Employees now work from 7am-5pm Monday through Thursday and have cleared some time off their lunch break. This means that they have not seen any loss of productivity.
“We shut down everything on Thursday night…it started heating again on Sunday evening and we start the factory again on Monday morning. So we save a full day and a half.” [on energy costs]. “
He said they are now saving thousands of euros a month on their energy bills.
Livingston said employees have embraced working four days a week and the company has had no problems since the system was introduced. They also rearranged their timing in terms of deliveries and exports with couriers.
Meanwhile, Brenda Cooper, Horner’s chief operating officer, said the company is considering changing the time employees come to work because they can’t be sure there won’t be power outages during the winter.
Horner manufactures hardware and software to automate processes. “It is like a small computer that controls and regulates processes. It could be in agriculture, food processing or energy.” It employs 20 people at its Cork location.
Cooper said they are particularly concerned about the risks of blackouts or surges this winter, which could have an impact on the production of their devices.

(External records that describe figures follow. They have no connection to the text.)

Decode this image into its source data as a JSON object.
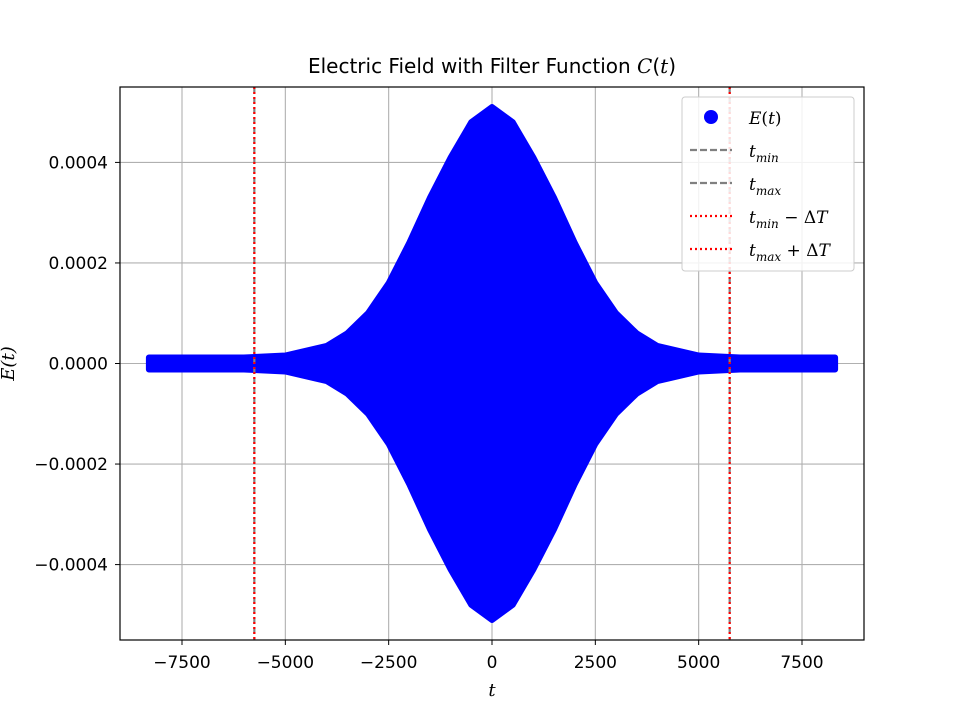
{
  "chart_data": {
    "type": "scatter",
    "title": "Electric Field with Filter Function C(t)",
    "title_parts": {
      "prefix": "Electric Field with Filter Function ",
      "func": "C",
      "arg": "t"
    },
    "xlabel": "t",
    "ylabel": "E(t)",
    "xlim": [
      -9000,
      9000
    ],
    "ylim": [
      -0.00055,
      0.00055
    ],
    "x_ticks": [
      -7500,
      -5000,
      -2500,
      0,
      2500,
      5000,
      7500
    ],
    "x_tick_labels": [
      "−7500",
      "−5000",
      "−2500",
      "0",
      "2500",
      "5000",
      "7500"
    ],
    "y_ticks": [
      -0.0004,
      -0.0002,
      0,
      0.0002,
      0.0004
    ],
    "y_tick_labels": [
      "−0.0004",
      "−0.0002",
      "0.0000",
      "0.0002",
      "0.0004"
    ],
    "grid": true,
    "legend_position": "upper right",
    "series": [
      {
        "name": "E(t)",
        "kind": "scatter",
        "color": "#0000ff",
        "envelope": {
          "t": [
            -8300,
            -6000,
            -5000,
            -4000,
            -3500,
            -3000,
            -2500,
            -2000,
            -1500,
            -1000,
            -500,
            0,
            500,
            1000,
            1500,
            2000,
            2500,
            3000,
            3500,
            4000,
            5000,
            6000,
            8300
          ],
          "amplitude": [
            1.2e-05,
            1.2e-05,
            1.6e-05,
            3.5e-05,
            6e-05,
            0.0001,
            0.00016,
            0.00024,
            0.00033,
            0.00041,
            0.00048,
            0.00051,
            0.00048,
            0.00041,
            0.00033,
            0.00024,
            0.00016,
            0.0001,
            6e-05,
            3.5e-05,
            1.6e-05,
            1.2e-05,
            1.2e-05
          ]
        }
      },
      {
        "name": "t_min",
        "kind": "vline",
        "style": "dashed",
        "color": "#808080",
        "x": -5750
      },
      {
        "name": "t_max",
        "kind": "vline",
        "style": "dashed",
        "color": "#808080",
        "x": 5750
      },
      {
        "name": "t_min − ΔT",
        "kind": "vline",
        "style": "dotted",
        "color": "#ff0000",
        "x": -5750
      },
      {
        "name": "t_max + ΔT",
        "kind": "vline",
        "style": "dotted",
        "color": "#ff0000",
        "x": 5750
      }
    ],
    "legend": [
      {
        "kind": "scatter",
        "color": "#0000ff",
        "main": "E",
        "arg": "t",
        "sub": "",
        "suffix": ""
      },
      {
        "kind": "dashed",
        "color": "#808080",
        "main": "t",
        "arg": "",
        "sub": "min",
        "suffix": ""
      },
      {
        "kind": "dashed",
        "color": "#808080",
        "main": "t",
        "arg": "",
        "sub": "max",
        "suffix": ""
      },
      {
        "kind": "dotted",
        "color": "#ff0000",
        "main": "t",
        "arg": "",
        "sub": "min",
        "suffix": " − ΔT"
      },
      {
        "kind": "dotted",
        "color": "#ff0000",
        "main": "t",
        "arg": "",
        "sub": "max",
        "suffix": " + ΔT"
      }
    ]
  }
}
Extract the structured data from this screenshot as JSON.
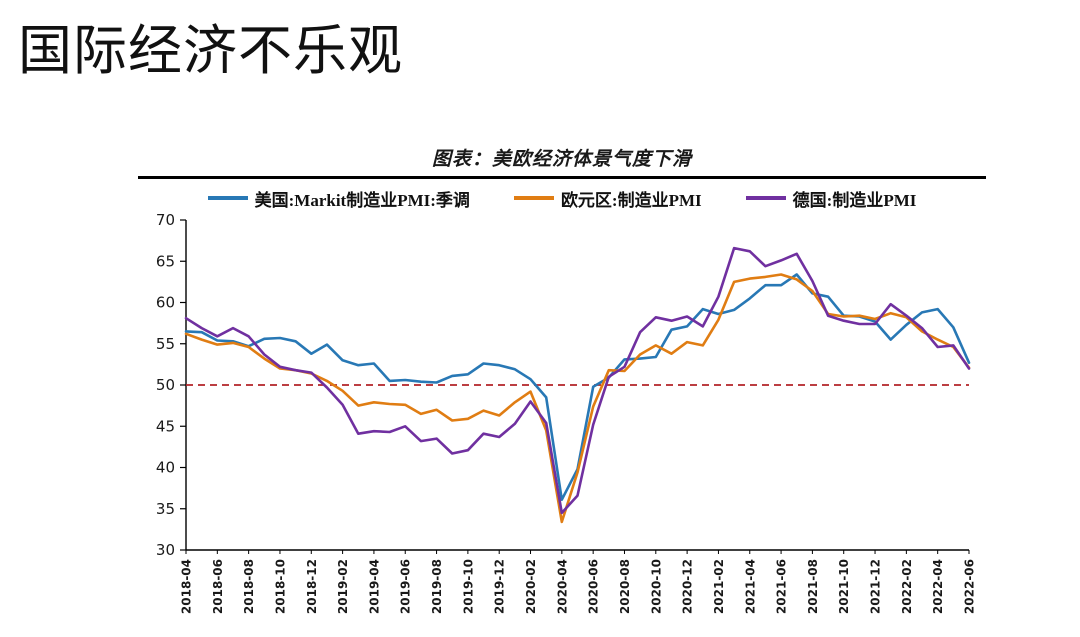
{
  "page_title": "国际经济不乐观",
  "chart_data": {
    "type": "line",
    "title": "图表：美欧经济体景气度下滑",
    "xlabel": "",
    "ylabel": "",
    "ylim": [
      30,
      70
    ],
    "ytick_step": 5,
    "grid": false,
    "legend_position": "top",
    "x_label_rotation": 90,
    "x_label_shown_every": 2,
    "reference_line": {
      "value": 50,
      "color": "#b22328",
      "style": "dashed"
    },
    "x": [
      "2018-04",
      "2018-05",
      "2018-06",
      "2018-07",
      "2018-08",
      "2018-09",
      "2018-10",
      "2018-11",
      "2018-12",
      "2019-01",
      "2019-02",
      "2019-03",
      "2019-04",
      "2019-05",
      "2019-06",
      "2019-07",
      "2019-08",
      "2019-09",
      "2019-10",
      "2019-11",
      "2019-12",
      "2020-01",
      "2020-02",
      "2020-03",
      "2020-04",
      "2020-05",
      "2020-06",
      "2020-07",
      "2020-08",
      "2020-09",
      "2020-10",
      "2020-11",
      "2020-12",
      "2021-01",
      "2021-02",
      "2021-03",
      "2021-04",
      "2021-05",
      "2021-06",
      "2021-07",
      "2021-08",
      "2021-09",
      "2021-10",
      "2021-11",
      "2021-12",
      "2022-01",
      "2022-02",
      "2022-03",
      "2022-04",
      "2022-05",
      "2022-06"
    ],
    "series": [
      {
        "name": "美国:Markit制造业PMI:季调",
        "color": "#2878b5",
        "values": [
          56.5,
          56.4,
          55.4,
          55.3,
          54.7,
          55.6,
          55.7,
          55.3,
          53.8,
          54.9,
          53.0,
          52.4,
          52.6,
          50.5,
          50.6,
          50.4,
          50.3,
          51.1,
          51.3,
          52.6,
          52.4,
          51.9,
          50.7,
          48.5,
          36.1,
          39.8,
          49.8,
          50.9,
          53.1,
          53.2,
          53.4,
          56.7,
          57.1,
          59.2,
          58.6,
          59.1,
          60.5,
          62.1,
          62.1,
          63.4,
          61.1,
          60.7,
          58.4,
          58.3,
          57.7,
          55.5,
          57.3,
          58.8,
          59.2,
          57.0,
          52.7
        ]
      },
      {
        "name": "欧元区:制造业PMI",
        "color": "#e07d13",
        "values": [
          56.2,
          55.5,
          54.9,
          55.1,
          54.6,
          53.2,
          52.0,
          51.8,
          51.4,
          50.5,
          49.3,
          47.5,
          47.9,
          47.7,
          47.6,
          46.5,
          47.0,
          45.7,
          45.9,
          46.9,
          46.3,
          47.9,
          49.2,
          44.5,
          33.4,
          39.4,
          47.4,
          51.8,
          51.7,
          53.7,
          54.8,
          53.8,
          55.2,
          54.8,
          57.9,
          62.5,
          62.9,
          63.1,
          63.4,
          62.8,
          61.4,
          58.6,
          58.3,
          58.4,
          58.0,
          58.7,
          58.2,
          56.5,
          55.5,
          54.6,
          52.1
        ]
      },
      {
        "name": "德国:制造业PMI",
        "color": "#7030a0",
        "values": [
          58.1,
          56.9,
          55.9,
          56.9,
          55.9,
          53.7,
          52.2,
          51.8,
          51.5,
          49.7,
          47.6,
          44.1,
          44.4,
          44.3,
          45.0,
          43.2,
          43.5,
          41.7,
          42.1,
          44.1,
          43.7,
          45.3,
          48.0,
          45.4,
          34.5,
          36.6,
          45.2,
          51.0,
          52.2,
          56.4,
          58.2,
          57.8,
          58.3,
          57.1,
          60.7,
          66.6,
          66.2,
          64.4,
          65.1,
          65.9,
          62.6,
          58.4,
          57.8,
          57.4,
          57.4,
          59.8,
          58.4,
          56.9,
          54.6,
          54.8,
          52.0
        ]
      }
    ]
  }
}
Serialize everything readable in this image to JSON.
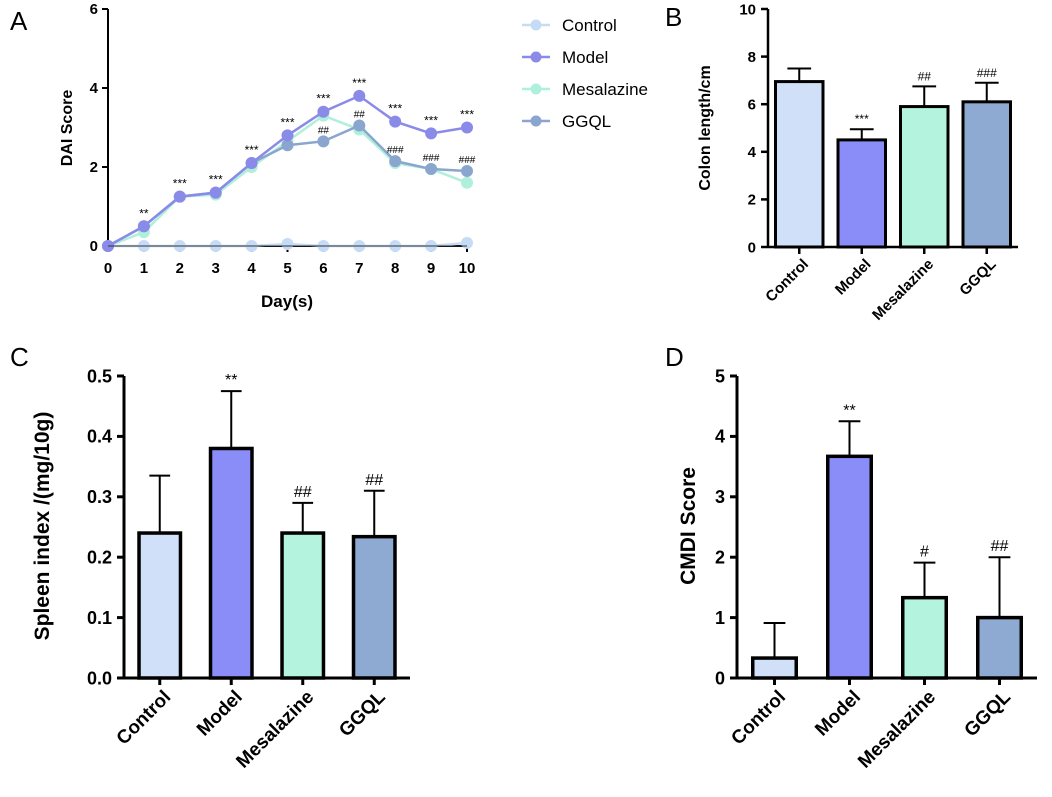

“We’re looking at the risks, one of which is cost and profitability. But the biggest risk is the security of supply. If we’re testing something and we get high, it can kill the product,” she said.
“If we stick to something and kill all the ingredients, it could take another six months to get them all together again.”
She said they are now looking to move their start time to earlier in the day to ensure they are not operating at peak power usage when there is a power outage or surge.
Cooper said there was uncertainty with the gas and electricity supplier about how severe the problems were, compared to what they had heard in the media. There was “a lot of hype” in the media and there was a “lack of knowledge” from suppliers which led to uncertainty in the industry.
“We’re talking to the staff, if it’s going to go out between 4pm-6pm or 5pm-7pm, maybe we’ll start the day before. Do we work from 8am-3pm or 8am-4pm?”
She said there is a commitment from employees to work different hours if necessary. “The other side of that coin is if I had everyone in the dark with no contact. It wouldn’t be very productive for people who drag them into work and have no strength to work.”